My guard unit does that occasionaly. If a deer hops out onto the range during table VII, its "gunner, target troops, co-ax!"

We could have used a ground mount laser in the 100 kilowatt range last year. Or one mounted on a UAV to hunt for IED planting teams.
Posted by: N guard   2006-10-28 11:24  

#9  That pic is of of the Archimedes death ray.

Long digression into the Ancients knew everything (as the zeitgeist of Western thought for 2,000 years) avoided, but despite modern failures to replicate what the pic shows, it intrigues me the Greeks understood the possibility, which suggests they had experienced the actuality of a 'death ray'.
Posted by: phil_b   2006-10-28 08:33  

#8  Can we set the thing on "wide beam" and take out all of Syria with it? I know it wouldn't be as powerfull that way, but with prolonged exposure....
Posted by: bigjim-ky   2006-10-28 08:09  

#7  "Blinding terrorists or lopping off an arm would be a real good solution for the problem they pose"

Plus, once you have been blinded by a stoneburner you have to wander alone into the desert and return your tainted water to Shai Hulud.
Posted by: Flea   2006-10-28 07:56  

#6  They'll only add such a device to the restricted Geneva Conventions protocols of warfare.
Posted by: smn   2006-10-28 04:28  

#5  Heh heh! I'll bet it would be! It would sort of take the fun out of the 30-06, though!

But no, I meant the firearms version, not the airplane!
Posted by: gorb   2006-10-28 04:24  

#4  Any word on using that laser firearm to blind or ventilate terrorists on the ground?

It's pretty safe to say that the laser in question approaches the megawatt or multi-megawatt range. You might as well go deer hunting with a Howitzer or M1-Abrams. Not that it wouldn't be fun, mind you.
Posted by: Zenster   2006-10-28 04:03  

#3  Ahmanutjob better start staying indoor more or he may well develop a bad sunburn one of these days! And Tater. And his stoopid tots.

Any word on using that laser firearm to blind or ventilate terrorists on the ground? Blinding terrorists or lopping off an arm would be a real good solution for the problem they pose, even if "human rights" groups say it's inhumane [nevermind the terrorists' victims human rights, of course]. It would make sniper-equivalents out of many, and no sound to give them away. You'd have to think ten times before you'd choose to go up against this kind of weapon. And you certainly wouldn't want to leave these laying around.
Posted by: gorb   2006-10-28 03:08  

#2  Article: Philip Coyle, the Pentagon's chief weapons tester under former President Bill Clinton and now at the private Center for Defense Information, said in an e-mail reply to Reuters that its real effectiveness appeared doubtful.
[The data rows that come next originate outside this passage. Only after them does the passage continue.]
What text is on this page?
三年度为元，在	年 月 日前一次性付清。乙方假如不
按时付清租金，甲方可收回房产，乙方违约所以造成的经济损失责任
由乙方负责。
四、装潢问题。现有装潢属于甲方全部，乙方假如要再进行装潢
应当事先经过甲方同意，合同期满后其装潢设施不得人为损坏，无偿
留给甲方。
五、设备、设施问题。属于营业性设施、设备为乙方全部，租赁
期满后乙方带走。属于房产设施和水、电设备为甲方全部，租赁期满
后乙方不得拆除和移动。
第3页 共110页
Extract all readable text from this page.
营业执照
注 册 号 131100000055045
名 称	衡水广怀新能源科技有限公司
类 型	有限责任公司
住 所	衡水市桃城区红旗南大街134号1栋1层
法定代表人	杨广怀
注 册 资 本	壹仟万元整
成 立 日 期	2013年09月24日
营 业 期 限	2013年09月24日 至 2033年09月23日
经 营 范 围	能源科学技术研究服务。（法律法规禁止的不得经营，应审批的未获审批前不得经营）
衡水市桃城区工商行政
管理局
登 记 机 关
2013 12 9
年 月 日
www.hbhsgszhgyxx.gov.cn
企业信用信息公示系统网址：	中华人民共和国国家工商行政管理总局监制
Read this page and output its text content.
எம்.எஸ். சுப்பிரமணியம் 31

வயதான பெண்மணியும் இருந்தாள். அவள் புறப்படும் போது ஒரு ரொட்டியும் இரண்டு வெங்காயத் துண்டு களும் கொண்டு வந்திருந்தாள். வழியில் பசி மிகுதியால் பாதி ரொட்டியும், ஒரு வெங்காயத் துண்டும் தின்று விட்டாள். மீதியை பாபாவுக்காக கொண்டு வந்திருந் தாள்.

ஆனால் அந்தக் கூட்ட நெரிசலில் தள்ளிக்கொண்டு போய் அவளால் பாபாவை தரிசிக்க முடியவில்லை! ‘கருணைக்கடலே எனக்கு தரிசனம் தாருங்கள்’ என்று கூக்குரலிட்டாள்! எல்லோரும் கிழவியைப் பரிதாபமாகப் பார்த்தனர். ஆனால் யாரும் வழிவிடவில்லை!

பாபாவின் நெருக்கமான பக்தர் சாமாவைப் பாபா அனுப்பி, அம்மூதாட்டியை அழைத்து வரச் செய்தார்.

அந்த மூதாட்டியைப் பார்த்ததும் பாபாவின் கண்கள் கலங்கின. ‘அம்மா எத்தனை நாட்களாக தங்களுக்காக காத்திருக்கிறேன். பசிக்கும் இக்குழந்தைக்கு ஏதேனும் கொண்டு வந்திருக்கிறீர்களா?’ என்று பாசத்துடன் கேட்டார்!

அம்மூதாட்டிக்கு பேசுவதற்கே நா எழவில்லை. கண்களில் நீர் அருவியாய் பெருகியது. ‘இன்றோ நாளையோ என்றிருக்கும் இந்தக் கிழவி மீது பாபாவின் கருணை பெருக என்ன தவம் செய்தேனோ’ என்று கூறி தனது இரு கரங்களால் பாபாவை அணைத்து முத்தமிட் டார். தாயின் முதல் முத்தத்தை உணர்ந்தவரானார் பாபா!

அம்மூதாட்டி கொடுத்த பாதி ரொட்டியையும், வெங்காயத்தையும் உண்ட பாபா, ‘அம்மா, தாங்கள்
I've heard many variations of the word "liberal" - "progressive", "moderate", etc. This is the first time I've heard it rendered as "private".
Posted by: Zhang Fei   2006-10-28 01:10  

#1  Engineers are to start installing a high-energy chemical oxygen iodine laser on the modified jumbo jet next year

Sunlight may be the best disinfectant but I'm more than happy to rely upon oxygen and iodine for a little "antibacterial" action.

From their start, I have always maintained that the SDI-Star Wars programs were a near-equivalent to the Apollo program in terms of both short-term benefits and long range technology spin-offs.

Despite all of the naysaying by critics or anti-military types and regardless of current technological expertise, DEWs (Directed Energy Weapons) will become the de facto standard in military hardware. Witness parallel efforts to develop a small laser firearm for ground-based troops.

As with every single other advance that has rendered America this world's sole undisputed (unless you actually believe China's propaganda) superpower, I welcome this new addition to liberty's arsenal.